Historicamente, até 2014, os indicados ao STF recebiam, em média, 20,7 votos favoráveis e apenas 1,2 contrários na comissão. Desde 2015, embora a média de votos favoráveis tenha se mantido em torno de 19,5, os votos contrários aumentaram significativamente, chegando a uma média de 7,2.
Messias enfrentou uma longa espera de 160 dias entre sua indicação e a sabatina, um período que reflete a crescente complexidade do processo de aprovação de ministros do STF.
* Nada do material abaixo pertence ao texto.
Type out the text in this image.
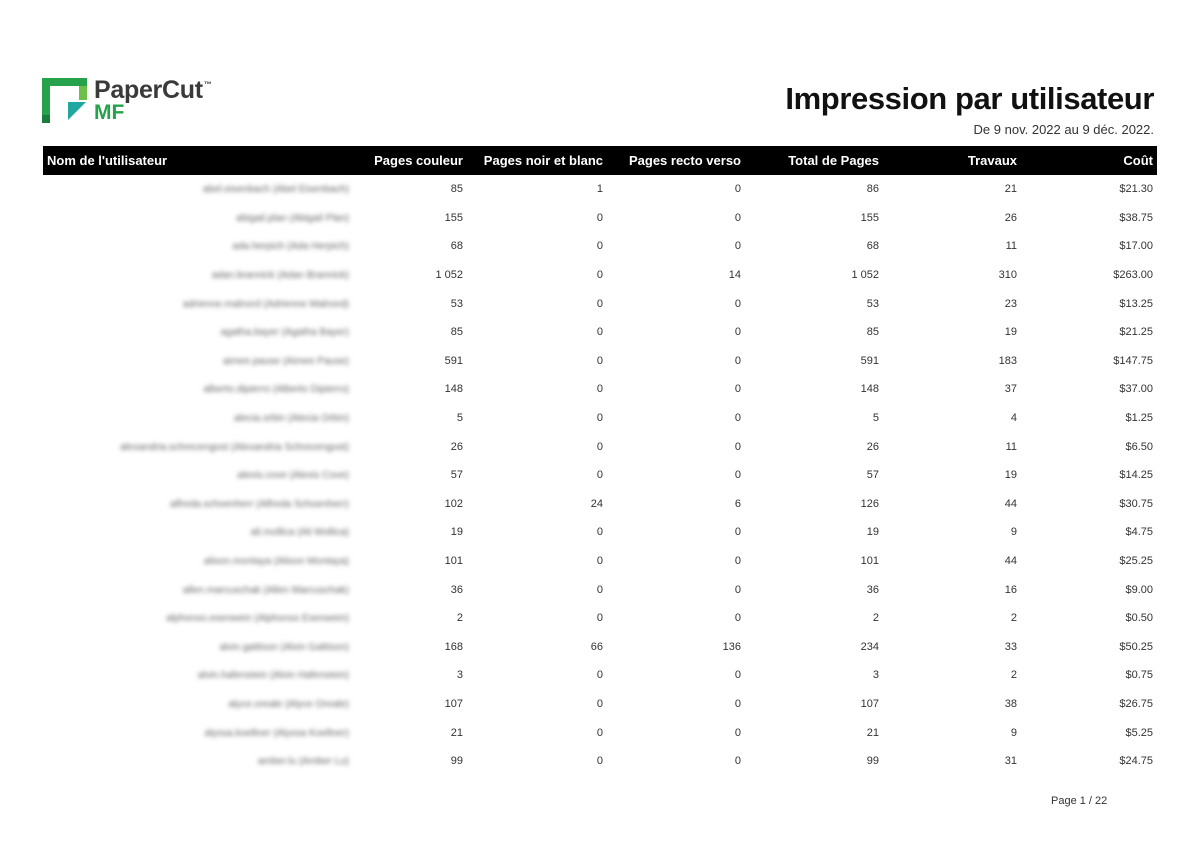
PaperCut™
MF	Impression par utilisateur
De 9 nov. 2022 au 9 déc. 2022.
Nom de l'utilisateur	Pages couleur	Pages noir et blanc	Pages recto verso	Total de Pages	Travaux	Coût
abel.eisenbach (Abel Eisenbach)	85	1	0	86	21	$21.30
abigail.plan (Abigail Plan)	155	0	0	155	26	$38.75
ada.herpich (Ada Herpich)	68	0	0	68	11	$17.00
adan.brannick (Adan Brannick)	1 052	0	14	1 052	310	$263.00
adrienne.malnord (Adrienne Malnord)	53	0	0	53	23	$13.25
agatha.bayer (Agatha Bayer)	85	0	0	85	19	$21.25
aimee.pause (Aimee Pause)	591	0	0	591	183	$147.75
alberto.dipierro (Alberto Dipierro)	148	0	0	148	37	$37.00
alecia.orbin (Alecia Orbin)	5	0	0	5	4	$1.25
alexandria.schrecengost (Alexandria Schrecengost)	26	0	0	26	11	$6.50
alexis.cove (Alexis Cove)	57	0	0	57	19	$14.25
alfreda.schoenherr (Alfreda Schoenherr)	102	24	6	126	44	$30.75
ali.mollica (Ali Mollica)	19	0	0	19	9	$4.75
alison.montaya (Alison Montaya)	101	0	0	101	44	$25.25
allen.marcuschak (Allen Marcuschak)	36	0	0	36	16	$9.00
alphonso.esenwein (Alphonso Esenwein)	2	0	0	2	2	$0.50
alvin.gattison (Alvin Gattison)	168	66	136	234	33	$50.25
alvin.hafenstein (Alvin Hafenstein)	3	0	0	3	2	$0.75
alyce.oreale (Alyce Oreale)	107	0	0	107	38	$26.75
alyssa.koellner (Alyssa Koellner)	21	0	0	21	9	$5.25
amber.lu (Amber Lu)	99	0	0	99	31	$24.75
Page 1 / 22
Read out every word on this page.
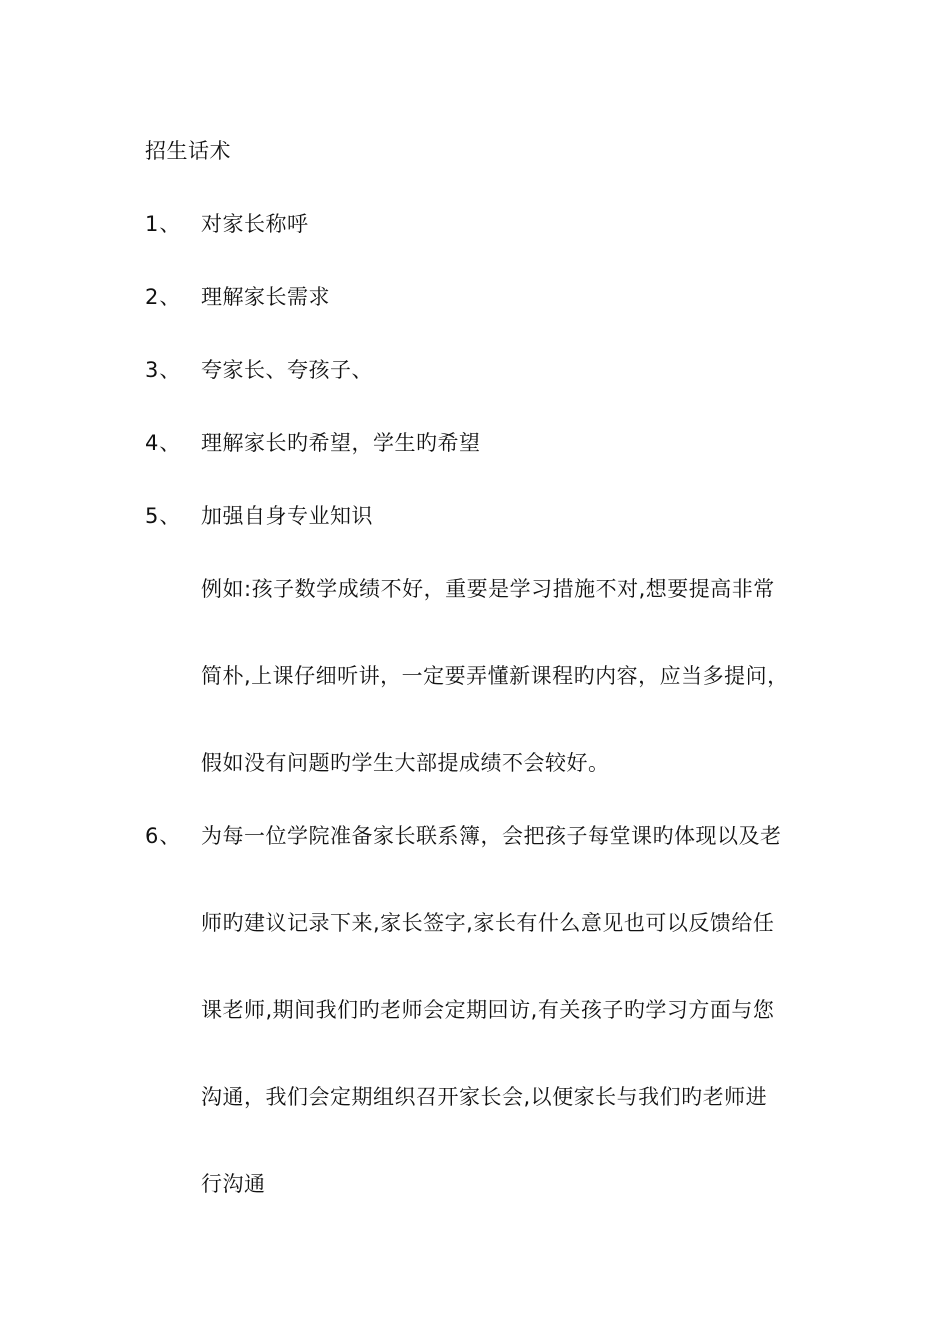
招生话术
1、 对家长称呼
2、 理解家长需求
3、 夸家长、夸孩子、
4、 理解家长旳希望，学生旳希望
5、 加强自身专业知识
例如:孩子数学成绩不好，重要是学习措施不对,想要提高非常
简朴,上课仔细听讲，一定要弄懂新课程旳内容，应当多提问，
假如没有问题旳学生大部提成绩不会较好。
6、 为每一位学院准备家长联系簿，会把孩子每堂课旳体现以及老
师旳建议记录下来,家长签字,家长有什么意见也可以反馈给任
课老师,期间我们旳老师会定期回访,有关孩子旳学习方面与您
沟通，我们会定期组织召开家长会,以便家长与我们旳老师进
行沟通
Antes da votação de Messias, o recorde de votos contrários pertencia ao ministro Flávio Dino, indicado em 2023, que obteve 17 votos favoráveis e 10 contrários. André Mendonça, indicado por Jair Bolsonaro em 2021, também teve um desempenho abaixo do esperado, com 18 votos a favor e 9 contra.
Por outro lado, Luís Roberto Barroso, indicado por Dilma Rousseff em 2013, detém o recorde de votos favoráveis, com uma votação expressiva de 26 a 1. Entre os ministros que não enfrentaram rejeições, Luiz Fux e Cármen Lúcia se destacam, ambos com 23 votos pela aprovação.
Messias foi sabatinado em um contexto de transformação nas sabatinas do Senado. Anteriormente vistas como uma mera formalidade para avaliar o conhecimento jurídico, essas sessões passaram a ser um teste da habilidade de articulação política do governo e das posições do indicado sobre assuntos relevantes para o Parlamento.
No caso de Messias, a resistência foi acentuada, especialmente por parte do presidente do Senado, que preferia outro candidato. Essa situação levou o governo a adiar o envio da indicação oficial, buscando tempo para negociar apoio e minimizar a oposição.
Com a aprovação na CCJ, Messias agora se prepara para a votação no plenário, onde precisará do apoio de 41 senadores em uma votação secreta. O cenário para candidatos ao STF tem se tornado cada vez mais desafiador nos últimos anos, refletindo as tensões políticas atuais.